Activist-lawyer, Chief Femi Falana, SAN, has advised President Muhammadu Buhari against taking $3.5 billion loan to finance the 2016 budget from the World Bank and African Development Bank, noting that loan comes with unpalatable conditionality.
He, however, called on the federal government to recover the outstanding loans and accrued revenues payable to the Federation Account and use it to fund the budget.
Falana, in a statement issued yesterday in Lagos, maintained that hapless Nigerians should not be made to pay for the gross mismanagement of the national economy by the federal government and the profligacy of the pampered members of the ruling class.
He argued that rather than take a loan of $2.5 billion with dangerous conditions from the World Bank, the federal government should recover the aforesaid loans and revenues of not less than $66.5 billion with the assistance of the anti-graft agencies.

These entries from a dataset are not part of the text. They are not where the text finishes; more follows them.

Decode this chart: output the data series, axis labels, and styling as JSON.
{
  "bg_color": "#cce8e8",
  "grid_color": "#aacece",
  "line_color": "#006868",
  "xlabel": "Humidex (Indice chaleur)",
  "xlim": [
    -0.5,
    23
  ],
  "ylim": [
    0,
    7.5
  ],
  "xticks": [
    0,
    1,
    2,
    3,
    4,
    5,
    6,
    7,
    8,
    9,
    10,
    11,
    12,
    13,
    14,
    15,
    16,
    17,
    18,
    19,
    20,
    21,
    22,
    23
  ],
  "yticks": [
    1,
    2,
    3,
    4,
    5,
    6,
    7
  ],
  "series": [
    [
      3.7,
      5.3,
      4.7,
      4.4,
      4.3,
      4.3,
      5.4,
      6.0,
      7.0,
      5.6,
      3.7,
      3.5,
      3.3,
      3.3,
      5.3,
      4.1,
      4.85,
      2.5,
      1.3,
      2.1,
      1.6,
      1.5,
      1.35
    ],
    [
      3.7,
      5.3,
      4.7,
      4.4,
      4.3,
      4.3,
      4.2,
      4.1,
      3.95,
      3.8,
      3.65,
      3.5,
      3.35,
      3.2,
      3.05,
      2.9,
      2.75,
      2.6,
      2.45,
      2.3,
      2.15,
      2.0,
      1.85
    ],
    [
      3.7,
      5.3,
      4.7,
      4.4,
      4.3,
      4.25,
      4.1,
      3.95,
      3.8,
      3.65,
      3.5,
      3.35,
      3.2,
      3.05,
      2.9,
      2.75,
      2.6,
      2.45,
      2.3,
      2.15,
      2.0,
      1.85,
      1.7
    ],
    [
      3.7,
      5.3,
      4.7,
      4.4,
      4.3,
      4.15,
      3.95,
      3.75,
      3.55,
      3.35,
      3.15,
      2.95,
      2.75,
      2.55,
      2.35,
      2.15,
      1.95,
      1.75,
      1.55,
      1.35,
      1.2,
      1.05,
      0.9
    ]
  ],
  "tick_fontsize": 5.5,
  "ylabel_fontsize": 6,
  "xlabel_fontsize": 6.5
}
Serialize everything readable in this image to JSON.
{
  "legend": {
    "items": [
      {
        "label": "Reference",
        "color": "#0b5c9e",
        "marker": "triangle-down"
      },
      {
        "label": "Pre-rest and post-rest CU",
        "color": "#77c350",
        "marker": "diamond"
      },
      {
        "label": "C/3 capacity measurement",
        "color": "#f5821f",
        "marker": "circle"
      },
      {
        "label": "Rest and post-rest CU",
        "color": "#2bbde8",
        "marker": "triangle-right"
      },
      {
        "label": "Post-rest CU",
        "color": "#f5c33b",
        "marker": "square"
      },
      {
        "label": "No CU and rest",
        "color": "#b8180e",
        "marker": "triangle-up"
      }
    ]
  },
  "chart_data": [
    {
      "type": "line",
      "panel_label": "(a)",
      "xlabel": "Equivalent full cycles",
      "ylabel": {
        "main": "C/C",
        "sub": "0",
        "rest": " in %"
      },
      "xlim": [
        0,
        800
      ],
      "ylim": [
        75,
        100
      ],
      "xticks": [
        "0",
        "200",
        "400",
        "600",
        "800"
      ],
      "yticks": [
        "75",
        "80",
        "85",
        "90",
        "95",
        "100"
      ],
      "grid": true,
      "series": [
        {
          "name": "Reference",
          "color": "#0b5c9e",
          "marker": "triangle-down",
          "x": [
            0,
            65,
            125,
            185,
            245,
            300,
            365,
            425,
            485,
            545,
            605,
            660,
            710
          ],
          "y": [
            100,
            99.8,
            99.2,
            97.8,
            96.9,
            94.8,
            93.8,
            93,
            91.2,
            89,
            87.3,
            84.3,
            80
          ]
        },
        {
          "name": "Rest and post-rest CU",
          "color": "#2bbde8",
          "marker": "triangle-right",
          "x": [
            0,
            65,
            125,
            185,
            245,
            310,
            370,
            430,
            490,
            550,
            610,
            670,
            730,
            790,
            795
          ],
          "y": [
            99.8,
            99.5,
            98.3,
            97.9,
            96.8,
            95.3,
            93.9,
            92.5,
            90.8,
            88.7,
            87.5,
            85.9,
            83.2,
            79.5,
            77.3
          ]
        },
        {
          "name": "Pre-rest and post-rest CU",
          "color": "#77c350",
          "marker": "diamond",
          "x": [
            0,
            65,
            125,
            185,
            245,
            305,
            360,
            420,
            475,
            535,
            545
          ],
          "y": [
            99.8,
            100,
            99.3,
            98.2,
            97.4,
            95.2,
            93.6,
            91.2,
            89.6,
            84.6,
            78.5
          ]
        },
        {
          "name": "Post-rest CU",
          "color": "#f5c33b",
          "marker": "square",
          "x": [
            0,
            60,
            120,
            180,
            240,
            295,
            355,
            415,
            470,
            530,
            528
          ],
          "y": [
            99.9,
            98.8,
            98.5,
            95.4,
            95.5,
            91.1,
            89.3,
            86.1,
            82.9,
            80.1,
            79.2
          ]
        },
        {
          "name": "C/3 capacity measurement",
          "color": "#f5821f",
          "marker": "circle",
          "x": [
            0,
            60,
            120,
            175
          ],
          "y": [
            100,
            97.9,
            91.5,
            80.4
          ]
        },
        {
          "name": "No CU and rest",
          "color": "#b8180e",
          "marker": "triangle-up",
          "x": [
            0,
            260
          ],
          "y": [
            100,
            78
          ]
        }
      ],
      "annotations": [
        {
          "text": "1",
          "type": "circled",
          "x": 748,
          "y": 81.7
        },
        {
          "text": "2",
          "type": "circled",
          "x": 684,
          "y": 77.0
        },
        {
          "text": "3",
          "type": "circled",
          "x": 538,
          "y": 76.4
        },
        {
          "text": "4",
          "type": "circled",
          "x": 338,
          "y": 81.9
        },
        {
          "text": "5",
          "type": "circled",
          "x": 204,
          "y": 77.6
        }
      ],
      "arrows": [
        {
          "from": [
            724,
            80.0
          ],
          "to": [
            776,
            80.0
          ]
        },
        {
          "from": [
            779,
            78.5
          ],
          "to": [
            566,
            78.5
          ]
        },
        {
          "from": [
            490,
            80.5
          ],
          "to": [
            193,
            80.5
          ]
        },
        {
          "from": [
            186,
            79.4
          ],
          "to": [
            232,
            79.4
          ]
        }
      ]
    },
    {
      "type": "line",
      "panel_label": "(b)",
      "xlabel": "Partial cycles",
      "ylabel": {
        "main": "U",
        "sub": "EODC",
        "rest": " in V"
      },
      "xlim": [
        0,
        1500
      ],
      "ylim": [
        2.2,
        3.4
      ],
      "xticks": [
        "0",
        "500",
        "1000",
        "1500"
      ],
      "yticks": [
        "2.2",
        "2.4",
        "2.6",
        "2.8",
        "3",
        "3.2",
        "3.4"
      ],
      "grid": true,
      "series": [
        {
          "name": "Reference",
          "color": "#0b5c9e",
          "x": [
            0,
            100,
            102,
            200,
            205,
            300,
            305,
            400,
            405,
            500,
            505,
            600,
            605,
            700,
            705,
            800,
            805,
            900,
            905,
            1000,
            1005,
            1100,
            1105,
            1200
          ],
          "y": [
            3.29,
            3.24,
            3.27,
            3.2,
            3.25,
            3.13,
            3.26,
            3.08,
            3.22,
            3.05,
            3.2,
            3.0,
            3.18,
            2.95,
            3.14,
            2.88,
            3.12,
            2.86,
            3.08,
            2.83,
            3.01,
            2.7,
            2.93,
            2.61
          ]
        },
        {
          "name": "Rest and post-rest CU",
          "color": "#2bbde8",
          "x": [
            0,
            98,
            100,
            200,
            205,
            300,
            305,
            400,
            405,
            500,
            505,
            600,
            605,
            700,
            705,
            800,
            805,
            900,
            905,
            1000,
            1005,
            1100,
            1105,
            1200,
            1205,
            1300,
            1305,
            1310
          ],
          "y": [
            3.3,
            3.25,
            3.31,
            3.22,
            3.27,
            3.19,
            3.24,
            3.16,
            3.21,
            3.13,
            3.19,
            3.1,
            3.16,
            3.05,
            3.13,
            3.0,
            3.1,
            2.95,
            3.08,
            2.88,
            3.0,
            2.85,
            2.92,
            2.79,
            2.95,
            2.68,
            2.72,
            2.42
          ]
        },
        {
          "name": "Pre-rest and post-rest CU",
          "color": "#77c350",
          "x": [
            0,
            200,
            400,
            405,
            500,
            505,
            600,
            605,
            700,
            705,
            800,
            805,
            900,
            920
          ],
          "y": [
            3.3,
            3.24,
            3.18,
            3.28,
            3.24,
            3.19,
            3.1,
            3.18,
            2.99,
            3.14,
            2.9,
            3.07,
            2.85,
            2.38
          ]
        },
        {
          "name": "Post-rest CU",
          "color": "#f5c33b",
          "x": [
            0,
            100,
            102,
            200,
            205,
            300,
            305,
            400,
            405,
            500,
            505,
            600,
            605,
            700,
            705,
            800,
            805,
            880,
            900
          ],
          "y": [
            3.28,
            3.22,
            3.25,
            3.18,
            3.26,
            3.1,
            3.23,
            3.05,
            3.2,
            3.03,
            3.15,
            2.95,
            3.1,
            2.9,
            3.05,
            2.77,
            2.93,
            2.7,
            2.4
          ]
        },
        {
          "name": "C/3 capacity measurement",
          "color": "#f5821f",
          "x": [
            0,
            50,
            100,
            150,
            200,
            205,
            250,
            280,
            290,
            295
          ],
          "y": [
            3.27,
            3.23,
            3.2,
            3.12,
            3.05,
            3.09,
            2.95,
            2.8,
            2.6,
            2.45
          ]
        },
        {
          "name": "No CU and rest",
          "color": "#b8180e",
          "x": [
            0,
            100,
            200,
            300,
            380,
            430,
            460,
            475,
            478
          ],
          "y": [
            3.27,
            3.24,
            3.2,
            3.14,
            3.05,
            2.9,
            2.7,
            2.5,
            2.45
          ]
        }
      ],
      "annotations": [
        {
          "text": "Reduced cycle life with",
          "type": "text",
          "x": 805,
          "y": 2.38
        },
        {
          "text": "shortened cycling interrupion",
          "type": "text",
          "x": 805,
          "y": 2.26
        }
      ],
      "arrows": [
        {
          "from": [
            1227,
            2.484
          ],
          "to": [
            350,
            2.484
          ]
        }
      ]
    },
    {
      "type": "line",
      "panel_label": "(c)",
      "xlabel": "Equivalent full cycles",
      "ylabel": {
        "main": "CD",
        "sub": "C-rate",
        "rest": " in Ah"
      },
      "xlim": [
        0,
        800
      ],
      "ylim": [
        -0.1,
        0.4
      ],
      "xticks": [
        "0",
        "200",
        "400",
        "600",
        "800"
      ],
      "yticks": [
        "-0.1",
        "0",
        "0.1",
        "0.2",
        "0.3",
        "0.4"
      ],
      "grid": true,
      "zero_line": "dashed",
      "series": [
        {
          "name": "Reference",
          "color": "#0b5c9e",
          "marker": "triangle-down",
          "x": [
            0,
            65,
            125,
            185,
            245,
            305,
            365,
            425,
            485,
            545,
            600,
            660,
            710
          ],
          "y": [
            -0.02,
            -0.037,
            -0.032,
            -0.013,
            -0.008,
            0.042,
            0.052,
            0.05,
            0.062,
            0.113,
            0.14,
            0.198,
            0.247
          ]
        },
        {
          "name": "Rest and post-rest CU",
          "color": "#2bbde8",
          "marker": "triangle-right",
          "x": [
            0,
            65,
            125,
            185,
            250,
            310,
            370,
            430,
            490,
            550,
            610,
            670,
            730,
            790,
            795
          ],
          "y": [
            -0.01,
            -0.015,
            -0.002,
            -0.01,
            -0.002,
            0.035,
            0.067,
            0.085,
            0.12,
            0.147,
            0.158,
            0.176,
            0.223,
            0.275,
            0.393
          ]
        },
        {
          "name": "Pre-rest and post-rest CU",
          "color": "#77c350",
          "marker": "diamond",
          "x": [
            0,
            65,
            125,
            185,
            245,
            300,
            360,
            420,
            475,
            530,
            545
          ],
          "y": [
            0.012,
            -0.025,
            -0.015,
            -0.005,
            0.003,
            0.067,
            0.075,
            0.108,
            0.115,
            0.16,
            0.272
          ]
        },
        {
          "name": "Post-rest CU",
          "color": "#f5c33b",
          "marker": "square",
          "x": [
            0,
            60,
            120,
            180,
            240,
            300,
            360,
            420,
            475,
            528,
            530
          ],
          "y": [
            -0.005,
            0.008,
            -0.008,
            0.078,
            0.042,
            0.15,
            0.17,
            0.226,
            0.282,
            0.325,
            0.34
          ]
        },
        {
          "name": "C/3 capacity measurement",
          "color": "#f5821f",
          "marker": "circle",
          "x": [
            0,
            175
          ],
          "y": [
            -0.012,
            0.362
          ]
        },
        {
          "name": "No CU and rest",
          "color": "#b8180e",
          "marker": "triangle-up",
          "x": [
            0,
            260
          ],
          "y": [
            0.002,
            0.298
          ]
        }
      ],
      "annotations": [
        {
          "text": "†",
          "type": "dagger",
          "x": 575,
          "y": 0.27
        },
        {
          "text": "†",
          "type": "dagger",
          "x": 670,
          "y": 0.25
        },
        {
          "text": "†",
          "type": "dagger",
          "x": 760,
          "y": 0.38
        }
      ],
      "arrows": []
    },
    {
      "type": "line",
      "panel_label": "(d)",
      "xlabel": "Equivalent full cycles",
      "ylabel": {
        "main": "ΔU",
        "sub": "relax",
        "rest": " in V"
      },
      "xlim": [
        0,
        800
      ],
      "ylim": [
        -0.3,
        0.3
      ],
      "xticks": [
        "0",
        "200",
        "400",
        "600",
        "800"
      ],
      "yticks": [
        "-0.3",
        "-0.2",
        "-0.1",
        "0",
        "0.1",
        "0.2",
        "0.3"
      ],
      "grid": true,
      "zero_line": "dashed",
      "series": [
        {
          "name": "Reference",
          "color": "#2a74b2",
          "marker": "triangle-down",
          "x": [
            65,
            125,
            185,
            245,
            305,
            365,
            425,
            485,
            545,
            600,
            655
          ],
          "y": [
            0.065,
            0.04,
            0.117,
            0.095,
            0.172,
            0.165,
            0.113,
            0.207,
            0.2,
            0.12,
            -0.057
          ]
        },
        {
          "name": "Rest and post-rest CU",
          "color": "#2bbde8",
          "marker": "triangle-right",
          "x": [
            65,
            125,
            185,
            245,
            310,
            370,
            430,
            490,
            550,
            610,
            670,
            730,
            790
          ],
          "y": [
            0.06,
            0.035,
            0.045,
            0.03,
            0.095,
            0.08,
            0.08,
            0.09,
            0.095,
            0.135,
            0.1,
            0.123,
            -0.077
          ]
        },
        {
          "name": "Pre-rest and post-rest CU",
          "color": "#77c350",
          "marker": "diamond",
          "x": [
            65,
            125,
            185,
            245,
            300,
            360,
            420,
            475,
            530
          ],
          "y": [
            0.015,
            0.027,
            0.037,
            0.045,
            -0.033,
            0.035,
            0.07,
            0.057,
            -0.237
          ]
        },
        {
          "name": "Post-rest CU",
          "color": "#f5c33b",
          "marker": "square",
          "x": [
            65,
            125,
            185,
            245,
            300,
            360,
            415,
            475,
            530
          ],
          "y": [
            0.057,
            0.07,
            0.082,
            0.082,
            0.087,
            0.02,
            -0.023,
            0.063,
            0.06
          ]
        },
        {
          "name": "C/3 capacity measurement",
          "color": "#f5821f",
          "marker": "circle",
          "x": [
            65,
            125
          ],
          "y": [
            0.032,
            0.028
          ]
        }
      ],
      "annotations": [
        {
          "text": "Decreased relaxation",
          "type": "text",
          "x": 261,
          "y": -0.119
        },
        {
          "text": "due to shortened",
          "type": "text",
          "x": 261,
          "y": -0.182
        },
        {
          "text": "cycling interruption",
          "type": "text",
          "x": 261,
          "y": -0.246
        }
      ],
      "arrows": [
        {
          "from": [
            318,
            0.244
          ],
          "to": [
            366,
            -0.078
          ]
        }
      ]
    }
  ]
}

The statement provides insight into the said recoverable loan and revenues thus: “From five cycles of independent audit reports compiled by the National Extractive Industries Transparency Initiative (NEITI), the potential recoverable revenues payable to the Federation Account are not less than $20,221,018,007.00 (Twenty billion, two hundred and twenty one million, eighteen thousand, and seven hundered dollars only).
“The potential recoverable revenues are said to have arisen from “underpayment/underassessment of taxes, royalties, levies and rents.” If you require more information in respect of this matter you may wish to contact your colleague, Mrs Zainab Ahmed, the Minister of State for Budget and National Planning. In her capacity as the immediate past Executive Secretary of NEITI she had called on the federal government to recover the said sum of $20.2 billion.
“On October 4, 2006, the Central Bank of Nigeria apportioned $7 billion to 14 Nigerian banks to “manage” out of the nation’s external reserves, which stood at $38.07 billion, as at the end of July, 2006. The amount involved represented 18.39 per cent of the total external reserves at the material time.
“In addition, following the crisis of global capitalism, which occurred in 2008, the Central Bank of Nigeria gave a bailout of $4 billion (N600 billion) to the commercial banks in the country. The CBN has not deemed it fit to ask for the refund of the total sum of $11 billion injected into the banking system in the space of two years.
“On September 6, 2015, the Presidency announced that the management of the NNPC had commenced the process of recovering of the sum of $9.6 billion in over deducted tax benefits from joint venture partners on major capital projects and the legacy OPA/SWAP oil contracts.
“A fortnight ago, Mr. Abubakar Malami SAN, the Attorney-General of the Federation and Minister of Justice disclosed that the federal government had concluded arrangements to recover an additional $750 million from the “Abacha loot.
“In the ongoing Senate probe into the affairs of the Asset Management Corporation of Nigeria (AMCON) it has been revealed that the corporation had accumulated over $25 billion ( about N5 trillion) debts as against its Act which put the debt ceiling at N800 billion.
“According to Mr. Ahmed Kuru, the Managing Director of AMCON, “most of the debtors of AMCON are big men who fly in private jets, live in big mansions and they have taken money and they are not paying back.
“Having regard to the fact that the International Monetary Fund, whose endorsement is required for the World Bank loan of $2.5 billion, will insist that certain unpalatable conditionalities be imposed on the people of Nigeria we urge the federal government to jettison the plan to take the loan.”